Monday, October 08, 2007                                                                                       View Comments

Christian camp leader jailed for child sex abuse

Neville Collins was sentenced to 11 years in prison for abusing six boys. Photo / Alan Gibson
A Christian former camp leader robbed boys of their innocence and grossly abused his position of trust when he sexually abused them over a 14-year period, a court has heard.

Neville Cyril Collins, 44, was yesterday sentenced to 11 years in prison for abuse of six boys between 1984 and 1998.

The victims were aged 11 to 16 when Collins abused them at Boys' Brigade and Exercise Novice Warrior camps in Auckland and other places in the North Island.

Trusted by the boys' parents and considered a "father figure" to some of the victims, he also abused them in their homes and his home.

Three of the victims were at the High Court at Rotorua for the sentencing and excerpts of their victim impact statements were read out.

"He took from me my innocence, my trust and confidence in all areas of my life," one victim wrote. "I have lived with this for 21 years - the pain, the guilt, feeling dirty, the anger and embarrassment - all this time."

Another victim said Collins had taken away his dignity.

"When he sodomised me, I simply had no say in the matter. It was forced on me. I was violated [and] the physical pain I endured was excruciating."

Collins was earlier found guilty of 37 charges, including six counts of sexual violation and 25 of indecent assault. Some of the charges were representative, meaning they covered at least one incident of abuse in a specified period.

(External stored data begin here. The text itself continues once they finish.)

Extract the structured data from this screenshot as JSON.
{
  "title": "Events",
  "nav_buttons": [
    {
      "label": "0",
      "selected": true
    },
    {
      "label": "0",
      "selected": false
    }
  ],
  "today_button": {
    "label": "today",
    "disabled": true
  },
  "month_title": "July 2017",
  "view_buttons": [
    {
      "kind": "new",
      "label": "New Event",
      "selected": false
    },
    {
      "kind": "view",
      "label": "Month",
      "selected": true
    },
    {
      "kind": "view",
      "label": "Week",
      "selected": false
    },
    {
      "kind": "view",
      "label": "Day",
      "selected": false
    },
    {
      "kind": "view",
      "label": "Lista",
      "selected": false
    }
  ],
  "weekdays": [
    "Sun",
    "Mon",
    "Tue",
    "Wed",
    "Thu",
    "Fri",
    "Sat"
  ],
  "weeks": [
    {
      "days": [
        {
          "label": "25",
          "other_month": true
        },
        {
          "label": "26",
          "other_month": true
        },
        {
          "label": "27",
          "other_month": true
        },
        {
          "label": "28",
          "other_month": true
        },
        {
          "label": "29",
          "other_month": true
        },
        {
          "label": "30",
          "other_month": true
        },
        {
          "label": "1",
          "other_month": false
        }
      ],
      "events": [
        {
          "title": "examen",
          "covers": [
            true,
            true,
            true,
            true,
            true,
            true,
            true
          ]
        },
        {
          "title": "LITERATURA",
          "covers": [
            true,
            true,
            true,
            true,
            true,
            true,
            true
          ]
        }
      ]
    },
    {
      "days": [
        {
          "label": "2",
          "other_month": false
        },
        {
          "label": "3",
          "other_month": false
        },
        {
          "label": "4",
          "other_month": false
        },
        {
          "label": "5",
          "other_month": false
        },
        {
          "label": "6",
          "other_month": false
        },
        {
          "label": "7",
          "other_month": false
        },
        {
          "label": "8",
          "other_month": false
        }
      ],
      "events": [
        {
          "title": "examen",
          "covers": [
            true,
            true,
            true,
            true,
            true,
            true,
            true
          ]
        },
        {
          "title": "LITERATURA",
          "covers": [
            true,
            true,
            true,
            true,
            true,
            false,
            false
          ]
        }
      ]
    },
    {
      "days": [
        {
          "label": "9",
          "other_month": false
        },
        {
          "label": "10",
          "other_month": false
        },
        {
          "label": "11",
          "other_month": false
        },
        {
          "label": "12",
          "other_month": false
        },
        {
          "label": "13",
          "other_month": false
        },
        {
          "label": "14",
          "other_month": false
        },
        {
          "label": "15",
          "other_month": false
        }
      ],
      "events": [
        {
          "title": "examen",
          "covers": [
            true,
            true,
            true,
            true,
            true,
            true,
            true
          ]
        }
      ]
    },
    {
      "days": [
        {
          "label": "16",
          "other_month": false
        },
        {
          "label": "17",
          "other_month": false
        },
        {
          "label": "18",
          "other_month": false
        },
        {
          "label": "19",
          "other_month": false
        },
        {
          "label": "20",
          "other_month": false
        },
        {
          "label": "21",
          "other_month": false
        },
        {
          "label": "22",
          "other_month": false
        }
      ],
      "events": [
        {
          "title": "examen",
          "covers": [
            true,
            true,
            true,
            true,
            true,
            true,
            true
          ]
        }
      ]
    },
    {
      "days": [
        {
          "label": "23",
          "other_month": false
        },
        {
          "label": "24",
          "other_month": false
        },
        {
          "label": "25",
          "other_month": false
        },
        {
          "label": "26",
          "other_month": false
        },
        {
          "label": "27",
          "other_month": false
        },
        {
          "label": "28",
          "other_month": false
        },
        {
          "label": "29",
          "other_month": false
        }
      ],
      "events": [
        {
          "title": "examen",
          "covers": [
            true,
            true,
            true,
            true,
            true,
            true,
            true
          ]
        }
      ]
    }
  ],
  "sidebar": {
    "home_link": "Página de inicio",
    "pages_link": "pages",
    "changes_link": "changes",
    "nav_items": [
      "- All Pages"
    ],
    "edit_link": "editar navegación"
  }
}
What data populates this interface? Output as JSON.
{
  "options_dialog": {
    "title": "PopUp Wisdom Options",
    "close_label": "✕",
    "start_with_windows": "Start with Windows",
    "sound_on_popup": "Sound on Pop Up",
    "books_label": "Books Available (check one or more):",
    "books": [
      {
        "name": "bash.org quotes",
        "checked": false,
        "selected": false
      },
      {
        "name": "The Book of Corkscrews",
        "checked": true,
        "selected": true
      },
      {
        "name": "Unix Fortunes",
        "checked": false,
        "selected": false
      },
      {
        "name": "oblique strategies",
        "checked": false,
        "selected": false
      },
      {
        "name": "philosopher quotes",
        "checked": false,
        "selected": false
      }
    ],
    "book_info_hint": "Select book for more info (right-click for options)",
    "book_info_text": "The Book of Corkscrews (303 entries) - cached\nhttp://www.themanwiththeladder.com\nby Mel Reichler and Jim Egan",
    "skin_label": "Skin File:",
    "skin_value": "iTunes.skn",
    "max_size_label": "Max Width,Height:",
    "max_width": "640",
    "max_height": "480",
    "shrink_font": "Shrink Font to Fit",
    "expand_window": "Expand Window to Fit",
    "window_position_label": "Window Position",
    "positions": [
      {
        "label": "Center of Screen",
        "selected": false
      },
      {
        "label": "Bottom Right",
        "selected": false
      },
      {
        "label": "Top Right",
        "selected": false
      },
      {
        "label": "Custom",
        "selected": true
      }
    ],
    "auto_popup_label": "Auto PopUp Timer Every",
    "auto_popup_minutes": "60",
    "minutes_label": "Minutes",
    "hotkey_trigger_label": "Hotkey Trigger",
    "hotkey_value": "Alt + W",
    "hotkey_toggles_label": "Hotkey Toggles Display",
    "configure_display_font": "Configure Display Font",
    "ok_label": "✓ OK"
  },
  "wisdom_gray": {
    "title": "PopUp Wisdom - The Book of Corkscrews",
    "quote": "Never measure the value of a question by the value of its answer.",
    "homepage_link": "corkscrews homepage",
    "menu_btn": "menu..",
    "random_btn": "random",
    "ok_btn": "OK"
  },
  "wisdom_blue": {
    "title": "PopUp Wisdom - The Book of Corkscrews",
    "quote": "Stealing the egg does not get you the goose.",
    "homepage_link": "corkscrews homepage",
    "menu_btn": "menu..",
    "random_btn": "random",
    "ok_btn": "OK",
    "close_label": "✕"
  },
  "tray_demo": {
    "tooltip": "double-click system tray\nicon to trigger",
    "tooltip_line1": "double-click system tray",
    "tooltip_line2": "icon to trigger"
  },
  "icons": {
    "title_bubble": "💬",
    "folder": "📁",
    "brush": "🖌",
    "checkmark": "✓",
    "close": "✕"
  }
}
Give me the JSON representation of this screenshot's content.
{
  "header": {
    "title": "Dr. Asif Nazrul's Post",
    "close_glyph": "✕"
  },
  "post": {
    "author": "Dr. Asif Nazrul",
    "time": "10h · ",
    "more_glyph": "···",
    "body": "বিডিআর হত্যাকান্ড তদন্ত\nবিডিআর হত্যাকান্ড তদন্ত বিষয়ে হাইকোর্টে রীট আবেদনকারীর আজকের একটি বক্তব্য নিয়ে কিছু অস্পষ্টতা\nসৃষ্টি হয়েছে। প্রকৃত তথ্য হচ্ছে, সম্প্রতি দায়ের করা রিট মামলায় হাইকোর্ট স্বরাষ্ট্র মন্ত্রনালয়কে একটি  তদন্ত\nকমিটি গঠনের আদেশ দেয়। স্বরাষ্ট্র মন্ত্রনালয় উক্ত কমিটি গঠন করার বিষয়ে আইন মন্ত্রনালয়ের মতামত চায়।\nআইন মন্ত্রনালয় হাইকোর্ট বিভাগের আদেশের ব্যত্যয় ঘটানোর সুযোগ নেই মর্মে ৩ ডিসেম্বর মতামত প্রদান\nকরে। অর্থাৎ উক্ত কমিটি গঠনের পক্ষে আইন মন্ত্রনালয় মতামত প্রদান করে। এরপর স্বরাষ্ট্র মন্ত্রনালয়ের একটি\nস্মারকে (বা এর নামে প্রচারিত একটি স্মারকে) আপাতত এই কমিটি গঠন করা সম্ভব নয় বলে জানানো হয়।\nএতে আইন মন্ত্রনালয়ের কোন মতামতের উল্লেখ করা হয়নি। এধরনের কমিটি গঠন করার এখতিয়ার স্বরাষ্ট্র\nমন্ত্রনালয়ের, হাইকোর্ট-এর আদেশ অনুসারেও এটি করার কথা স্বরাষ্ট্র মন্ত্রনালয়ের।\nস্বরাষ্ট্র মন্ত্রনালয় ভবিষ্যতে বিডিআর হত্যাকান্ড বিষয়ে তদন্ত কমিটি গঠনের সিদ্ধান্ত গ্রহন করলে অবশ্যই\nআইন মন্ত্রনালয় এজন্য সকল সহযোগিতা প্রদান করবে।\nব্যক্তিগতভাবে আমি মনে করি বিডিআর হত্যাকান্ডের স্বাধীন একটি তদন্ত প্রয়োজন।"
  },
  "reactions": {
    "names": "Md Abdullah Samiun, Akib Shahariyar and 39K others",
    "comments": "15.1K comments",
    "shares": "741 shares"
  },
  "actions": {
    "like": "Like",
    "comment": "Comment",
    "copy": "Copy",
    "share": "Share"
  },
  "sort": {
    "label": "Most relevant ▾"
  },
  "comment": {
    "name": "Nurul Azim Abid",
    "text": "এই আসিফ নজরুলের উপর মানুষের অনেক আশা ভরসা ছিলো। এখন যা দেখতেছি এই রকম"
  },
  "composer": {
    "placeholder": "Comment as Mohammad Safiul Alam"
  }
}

The married father of two, who the court heard was a committed Christian, faced a maximum of 20 years in prison and wept as Justice Pamela Andrews delivered his sentence.

Earlier, Collins had written the judge a letter, saying he had been in denial about his actions but now accepted his offending and was remorseful. He offered his apologies to the victims and his family, and expressed a desire to change.

But Justice Andrews said the admission came at the "12th or 13th" hour and only after his victims had to testify in court and endure "the ultimate insult" of being called liars by Collins.

She said the harm caused by the abuse was significant, and Collins used his position as a leader and someone the boys looked up to for premeditated offending.

"You abused the trust imposed on you very grossly ... Yours was serious, prolonged, and predatory sexual offending involving six vulnerable victims."

The judge found no mitigating factors, although Collins' lawyer, Matthew Ward-Johnson, argued his client was of otherwise good character and had given much time to the community.

He said Collins had been sexually abused as a child and had not offended since 1998.

But Crown prosecutor Rob Ronayne said that coincided with the date the first victim went to police and, in the years since, Collins had continually denied any wrongdoing.

"He has secured his freedom for nine years, leaving the victims to ponder their blighted lives without any form of justice to them."